İşgalciler böyle dize getirildi: Çanakkale geçilmez

Tarihe gömülmesine neredeyse ramak kalmış, kahramanlar kahramanı bir hanımefendi Mücahide Hatice Hanım. Tarihi bilgiler, belgelerle dolu internette, okul kitaplarında ismi neredeyse hiç geçmiyor, ismini ancak küçük derlemelerde, küçük paragraflarda okuyoruz. Halbuki hikayesi filmlere konu olacak kadar çarpıcı!

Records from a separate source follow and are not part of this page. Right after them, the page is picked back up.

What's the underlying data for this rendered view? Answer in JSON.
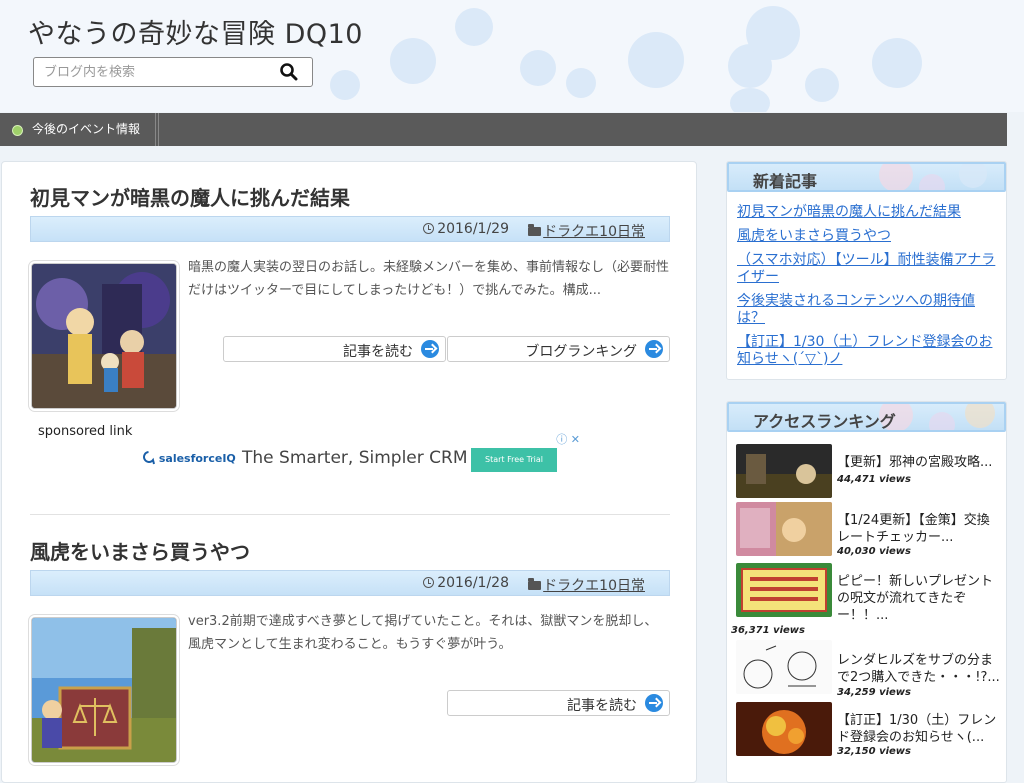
{
  "site": {
    "title": "やなうの奇妙な冒険 DQ10"
  },
  "search": {
    "placeholder": "ブログ内を検索"
  },
  "nav": {
    "items": [
      {
        "label": "今後のイベント情報"
      }
    ]
  },
  "posts": [
    {
      "title": "初見マンが暗黒の魔人に挑んだ結果",
      "date": "2016/1/29",
      "category": "ドラクエ10日常",
      "excerpt": "暗黒の魔人実装の翌日のお話し。未経験メンバーを集め、事前情報なし（必要耐性だけはツイッターで目にしてしまったけども！）で挑んでみた。構成...",
      "read_more": "記事を読む",
      "ranking": "ブログランキング"
    },
    {
      "title": "風虎をいまさら買うやつ",
      "date": "2016/1/28",
      "category": "ドラクエ10日常",
      "excerpt": "ver3.2前期で達成すべき夢として掲げていたこと。それは、獄獣マンを脱却し、風虎マンとして生まれ変わること。もうすぐ夢が叶う。",
      "read_more": "記事を読む"
    }
  ],
  "sponsored": {
    "label": "sponsored link",
    "ad_brand": "salesforceIQ",
    "ad_text": "The Smarter, Simpler CRM",
    "ad_button": "Start Free Trial",
    "ad_close": "ⓘ ✕"
  },
  "sidebar": {
    "new_posts": {
      "title": "新着記事",
      "items": [
        "初見マンが暗黒の魔人に挑んだ結果",
        "風虎をいまさら買うやつ",
        "（スマホ対応）【ツール】耐性装備アナライザー",
        "今後実装されるコンテンツへの期待値は？",
        "【訂正】1/30（土）フレンド登録会のお知らせヽ(´▽`)ノ"
      ]
    },
    "ranking": {
      "title": "アクセスランキング",
      "items": [
        {
          "title": "【更新】邪神の宮殿攻略...",
          "views": "44,471 views"
        },
        {
          "title": "【1/24更新】【金策】交換レートチェッカー...",
          "views": "40,030 views"
        },
        {
          "title": "ピピー！新しいプレゼントの呪文が流れてきたぞー！！...",
          "views": "36,371 views"
        },
        {
          "title": "レンダヒルズをサブの分まで2つ購入できた・・・!?...",
          "views": "34,259 views"
        },
        {
          "title": "【訂正】1/30（土）フレンド登録会のお知らせヽ(...",
          "views": "32,150 views"
        }
      ]
    }
  }
}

Mücahide Hatice Hanım, Anafartalar cephesinde 56. fıkrada mehmetçiklerle omuz omuza çarpışan bir kadın askerdir. Anafartalar'dan sonra diğer savaşlara da katılır, İzmir'de Yunan ordusuna esir düşer, İnönü Muharebeleri başta olmak üzere Kurtuluş Savaşı'nın birçok cephesinde canını dişine takarak çarpışır. Tek bir farkla! Gelin, kendi açıklamasından okuyalım;

“İzmir’in Kemalpaşa (Nif) kazasının Ahmetli köyünden Hacı Halilzâdeler’denim. Babam merhum Mehmet Efendi’dir. Çanakkale Anafartalar’da 56. fırkada silahımla muharebelere iştirak ettim. Adım Ahmet idi. Benim kadın olduğumu kimse bilmiyordu. Şarapnel ve kurşunlarla dokuz yerimden yaralandım. Milli muharebelerimize de gönüllü iştirak ettim...”

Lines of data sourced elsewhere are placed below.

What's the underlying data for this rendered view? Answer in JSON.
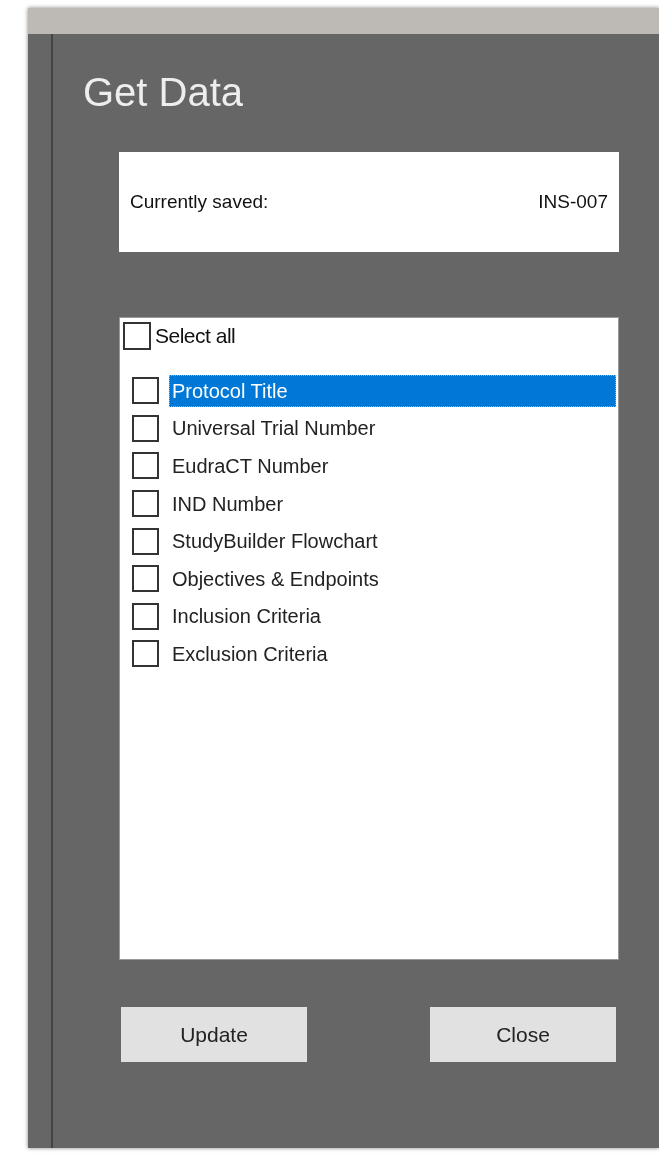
{
  "window": {
    "title": "Get Data"
  },
  "saved": {
    "label": "Currently saved:",
    "value": "INS-007"
  },
  "select_all": {
    "label": "Select all",
    "checked": false
  },
  "items": [
    {
      "label": "Protocol Title",
      "checked": false,
      "selected": true
    },
    {
      "label": "Universal Trial Number",
      "checked": false,
      "selected": false
    },
    {
      "label": "EudraCT Number",
      "checked": false,
      "selected": false
    },
    {
      "label": "IND Number",
      "checked": false,
      "selected": false
    },
    {
      "label": "StudyBuilder Flowchart",
      "checked": false,
      "selected": false
    },
    {
      "label": "Objectives & Endpoints",
      "checked": false,
      "selected": false
    },
    {
      "label": "Inclusion Criteria",
      "checked": false,
      "selected": false
    },
    {
      "label": "Exclusion Criteria",
      "checked": false,
      "selected": false
    }
  ],
  "buttons": [
    "Update",
    "Close"
  ]
}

Zafer-i Milli Gazetesi, 20 Mart 1926.

ZEYNEP MİDO ÇAVUŞ

İşgalciler böyle dize getirildi: Çanakkale geçilmez

Kurtuluşumuzun sadece Anadolu sınırlarında doğan insanlarla kazanılmadığı, ilkokul birden itibaren bildiğimiz bir gerçek. Hatırlatalım; Mustafa Kemal Atatürk'ın doğduğu kent, bugün Yunanistan sınırları içinde yer alan Selanik. O halde bir de Kosovalı kahramanları hatırlatalım;

Çanakkale Savaşı'na Anadolu illerinde doğan askerlerin yanı sıra eski Osmanlı toprağı Kosova'dan gelen gönüllüler de katılır, sekiz tabur asker vatani görevlerini kanlarının son damlasına kadar gerçekleştirirler. Bu taburlardan biri Gora-Dragaş bölgesindendir; içinde de yalnızca erkekler değil, kadınlar da vardır!

Bu kadınlardan biri de Dragaşlı Zeynep Mido Çavuş'tur.

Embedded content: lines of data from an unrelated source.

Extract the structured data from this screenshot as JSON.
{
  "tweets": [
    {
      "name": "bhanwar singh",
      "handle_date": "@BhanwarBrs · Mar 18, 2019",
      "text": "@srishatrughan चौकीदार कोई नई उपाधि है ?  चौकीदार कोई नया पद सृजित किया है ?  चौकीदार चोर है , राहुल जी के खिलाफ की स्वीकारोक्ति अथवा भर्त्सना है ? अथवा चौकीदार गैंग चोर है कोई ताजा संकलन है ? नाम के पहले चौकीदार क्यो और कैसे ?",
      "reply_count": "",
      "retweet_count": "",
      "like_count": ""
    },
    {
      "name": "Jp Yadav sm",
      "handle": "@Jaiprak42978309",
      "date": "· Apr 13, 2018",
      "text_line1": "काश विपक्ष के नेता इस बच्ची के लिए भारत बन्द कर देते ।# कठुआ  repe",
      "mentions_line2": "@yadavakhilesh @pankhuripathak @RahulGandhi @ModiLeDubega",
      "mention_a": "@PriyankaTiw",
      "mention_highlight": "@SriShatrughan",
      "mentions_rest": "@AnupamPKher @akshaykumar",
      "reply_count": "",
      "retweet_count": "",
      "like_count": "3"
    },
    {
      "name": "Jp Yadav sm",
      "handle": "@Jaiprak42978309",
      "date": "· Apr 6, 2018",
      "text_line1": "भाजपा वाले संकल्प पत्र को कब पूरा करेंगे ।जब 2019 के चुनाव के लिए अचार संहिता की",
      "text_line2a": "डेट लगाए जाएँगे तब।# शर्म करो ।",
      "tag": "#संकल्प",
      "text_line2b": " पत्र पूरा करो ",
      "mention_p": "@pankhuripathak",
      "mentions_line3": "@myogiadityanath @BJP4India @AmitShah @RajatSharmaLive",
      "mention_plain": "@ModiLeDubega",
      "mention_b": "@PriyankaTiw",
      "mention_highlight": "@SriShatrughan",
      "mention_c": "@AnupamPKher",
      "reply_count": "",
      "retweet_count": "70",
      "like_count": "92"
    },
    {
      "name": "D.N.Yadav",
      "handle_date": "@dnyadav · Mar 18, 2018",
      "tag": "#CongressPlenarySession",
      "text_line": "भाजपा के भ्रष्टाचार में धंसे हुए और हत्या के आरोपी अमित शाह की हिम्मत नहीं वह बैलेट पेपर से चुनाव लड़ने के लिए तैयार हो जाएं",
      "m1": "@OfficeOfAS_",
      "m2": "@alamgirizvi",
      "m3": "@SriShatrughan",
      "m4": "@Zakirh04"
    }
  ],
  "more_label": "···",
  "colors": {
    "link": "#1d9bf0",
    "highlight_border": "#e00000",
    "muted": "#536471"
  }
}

Zeynep Mido Çavuş ailesini Kosova'da bırakır, tek başına cepheye gider, şehit olur. Bu hikayenin bir başka etkileyici tarafı, Zeynep Mido Çavuş'un o sırada bekâr ve gelinlik çağında olmasıdır. Zeynep Mido Çavuş'un hikayesi Gora ve Dragaş'ta halâ dilden dile anlatılır.